Но эта прыгала так изумительно, да еще винтом успевала перекрутиться в прыжке. Кузнечик какой-то…
Выбежав во второй раз, заметила меня, застыла на мгновение… и вдруг хохотать стала, заливисто, потешно, хватаясь за живот. Рот от уха до уха, зубы – крупные «взрослые» вперемешку с молочными, остренькими. Две дырки на месте верхних клыков. Забавный такой человечек, радость из нее била фонтаном! И дикая энергия. А глаза невероятные, морские – зеленая просинь, – цепляли они тебя поверх смеха так по-взрослому, словно дознаться хотели: ты откуда? ты кто?
– Ты чего? – спрашиваю. – Чего смеешься?
– Ой, смично! – крикнула она. – Смично!
– Чего тебе смешно?
– Он как папа! – кричала она, и прыгала, и пальцем в меня показывала. – У него день рождення, как у папы!
И тут произошло нечто странное: лица хозяев дома погасли, глаза обреченно потупились.
– Нюта, тебе спать пора! – резко сказал отец.
– Как у папы! Тот же день! – и заливалась смехом.
– А когда у папы день рождения? – спросил я это щербатое чудище.
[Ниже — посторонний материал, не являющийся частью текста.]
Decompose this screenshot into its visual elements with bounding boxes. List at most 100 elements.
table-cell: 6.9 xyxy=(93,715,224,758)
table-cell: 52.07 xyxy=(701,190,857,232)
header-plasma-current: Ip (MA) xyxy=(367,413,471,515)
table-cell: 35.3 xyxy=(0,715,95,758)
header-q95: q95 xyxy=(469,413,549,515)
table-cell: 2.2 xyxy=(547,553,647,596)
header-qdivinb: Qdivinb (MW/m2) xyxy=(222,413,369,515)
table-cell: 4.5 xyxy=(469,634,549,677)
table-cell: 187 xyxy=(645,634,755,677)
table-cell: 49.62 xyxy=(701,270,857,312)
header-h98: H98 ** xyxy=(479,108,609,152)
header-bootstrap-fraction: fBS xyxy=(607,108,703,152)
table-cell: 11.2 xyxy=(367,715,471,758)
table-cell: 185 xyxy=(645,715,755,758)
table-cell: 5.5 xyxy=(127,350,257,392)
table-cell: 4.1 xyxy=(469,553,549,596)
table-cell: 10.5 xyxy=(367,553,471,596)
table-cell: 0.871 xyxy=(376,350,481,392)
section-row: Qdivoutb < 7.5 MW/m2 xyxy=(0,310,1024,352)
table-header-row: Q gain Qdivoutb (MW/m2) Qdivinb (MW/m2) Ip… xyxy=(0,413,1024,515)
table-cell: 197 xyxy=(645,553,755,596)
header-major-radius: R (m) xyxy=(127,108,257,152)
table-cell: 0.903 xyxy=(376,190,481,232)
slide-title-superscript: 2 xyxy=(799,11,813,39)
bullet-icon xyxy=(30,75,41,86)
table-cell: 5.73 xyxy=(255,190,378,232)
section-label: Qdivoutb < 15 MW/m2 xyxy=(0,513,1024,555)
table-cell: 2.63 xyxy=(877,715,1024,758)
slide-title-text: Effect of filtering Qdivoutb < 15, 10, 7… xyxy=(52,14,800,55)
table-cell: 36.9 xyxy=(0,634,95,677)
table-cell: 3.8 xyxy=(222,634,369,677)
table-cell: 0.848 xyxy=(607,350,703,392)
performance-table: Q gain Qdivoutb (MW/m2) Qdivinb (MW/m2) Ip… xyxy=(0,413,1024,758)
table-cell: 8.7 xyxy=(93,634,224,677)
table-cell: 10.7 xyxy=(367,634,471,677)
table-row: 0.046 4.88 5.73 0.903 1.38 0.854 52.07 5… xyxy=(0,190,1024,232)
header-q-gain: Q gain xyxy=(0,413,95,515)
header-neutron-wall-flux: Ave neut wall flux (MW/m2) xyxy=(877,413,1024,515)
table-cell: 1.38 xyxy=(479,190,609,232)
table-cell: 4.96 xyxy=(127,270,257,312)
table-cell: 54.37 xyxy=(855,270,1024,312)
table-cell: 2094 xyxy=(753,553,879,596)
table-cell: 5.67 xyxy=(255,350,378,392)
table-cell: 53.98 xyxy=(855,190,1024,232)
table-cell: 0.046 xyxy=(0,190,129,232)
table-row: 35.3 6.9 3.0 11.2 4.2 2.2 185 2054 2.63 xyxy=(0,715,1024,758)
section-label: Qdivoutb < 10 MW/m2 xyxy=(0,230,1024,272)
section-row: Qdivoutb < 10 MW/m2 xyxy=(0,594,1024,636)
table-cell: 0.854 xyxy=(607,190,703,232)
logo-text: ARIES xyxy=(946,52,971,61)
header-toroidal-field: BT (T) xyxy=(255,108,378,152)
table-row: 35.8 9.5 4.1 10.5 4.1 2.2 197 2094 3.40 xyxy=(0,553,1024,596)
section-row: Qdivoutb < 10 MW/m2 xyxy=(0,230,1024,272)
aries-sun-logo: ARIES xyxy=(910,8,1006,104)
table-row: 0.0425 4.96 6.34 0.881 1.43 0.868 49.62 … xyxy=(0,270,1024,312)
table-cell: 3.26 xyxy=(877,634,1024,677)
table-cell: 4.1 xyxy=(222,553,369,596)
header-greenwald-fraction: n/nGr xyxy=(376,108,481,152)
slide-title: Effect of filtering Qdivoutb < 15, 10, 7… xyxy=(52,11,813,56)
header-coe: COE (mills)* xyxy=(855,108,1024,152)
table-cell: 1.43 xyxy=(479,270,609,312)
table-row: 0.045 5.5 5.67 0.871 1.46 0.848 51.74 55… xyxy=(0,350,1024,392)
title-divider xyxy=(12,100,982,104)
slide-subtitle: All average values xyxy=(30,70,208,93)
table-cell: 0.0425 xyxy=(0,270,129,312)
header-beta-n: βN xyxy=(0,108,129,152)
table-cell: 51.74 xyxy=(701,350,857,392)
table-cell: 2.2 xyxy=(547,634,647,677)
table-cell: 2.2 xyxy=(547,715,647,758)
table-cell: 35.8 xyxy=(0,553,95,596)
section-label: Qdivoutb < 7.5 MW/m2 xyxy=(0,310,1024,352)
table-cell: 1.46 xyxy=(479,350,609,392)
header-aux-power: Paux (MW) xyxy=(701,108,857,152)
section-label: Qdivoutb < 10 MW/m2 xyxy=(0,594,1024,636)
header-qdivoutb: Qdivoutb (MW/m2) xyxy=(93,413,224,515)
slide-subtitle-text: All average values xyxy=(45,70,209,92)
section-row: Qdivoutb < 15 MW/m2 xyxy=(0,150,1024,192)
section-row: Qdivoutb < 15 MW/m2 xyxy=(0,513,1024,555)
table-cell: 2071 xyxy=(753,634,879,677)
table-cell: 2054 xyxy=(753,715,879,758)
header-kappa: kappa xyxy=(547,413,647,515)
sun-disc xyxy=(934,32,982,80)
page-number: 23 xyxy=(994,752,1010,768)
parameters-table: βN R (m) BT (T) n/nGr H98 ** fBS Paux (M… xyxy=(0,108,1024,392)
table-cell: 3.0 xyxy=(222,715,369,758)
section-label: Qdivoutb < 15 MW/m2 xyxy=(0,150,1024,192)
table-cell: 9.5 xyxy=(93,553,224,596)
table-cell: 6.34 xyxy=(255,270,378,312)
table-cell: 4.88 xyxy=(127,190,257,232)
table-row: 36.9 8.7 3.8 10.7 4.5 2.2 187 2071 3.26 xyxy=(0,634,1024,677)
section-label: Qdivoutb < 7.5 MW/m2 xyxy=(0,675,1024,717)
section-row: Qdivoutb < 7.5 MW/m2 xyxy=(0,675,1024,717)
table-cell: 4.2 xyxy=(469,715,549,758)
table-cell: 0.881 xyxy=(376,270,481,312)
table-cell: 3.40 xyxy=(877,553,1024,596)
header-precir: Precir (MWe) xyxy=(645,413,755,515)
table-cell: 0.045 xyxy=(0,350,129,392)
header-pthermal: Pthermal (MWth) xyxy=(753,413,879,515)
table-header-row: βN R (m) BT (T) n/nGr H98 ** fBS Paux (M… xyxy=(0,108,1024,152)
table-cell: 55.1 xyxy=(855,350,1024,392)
Она задрала ногу к уху, схватила за щиколотку, притянула к лицу. Отчеканила:
– Дявяцнацтое сен-тя-пря!
Я оторопел, хмыкнул… Попала! А она все крутилась и ногами вытворяла черт те что, и руки как мельница. Сейчас таких детей называют гиперактивными, а тогда и диагноза подобного никто не слышал. Говорили просто: невыносимый ребенок. «Ой, смично!»
Она была невыносима.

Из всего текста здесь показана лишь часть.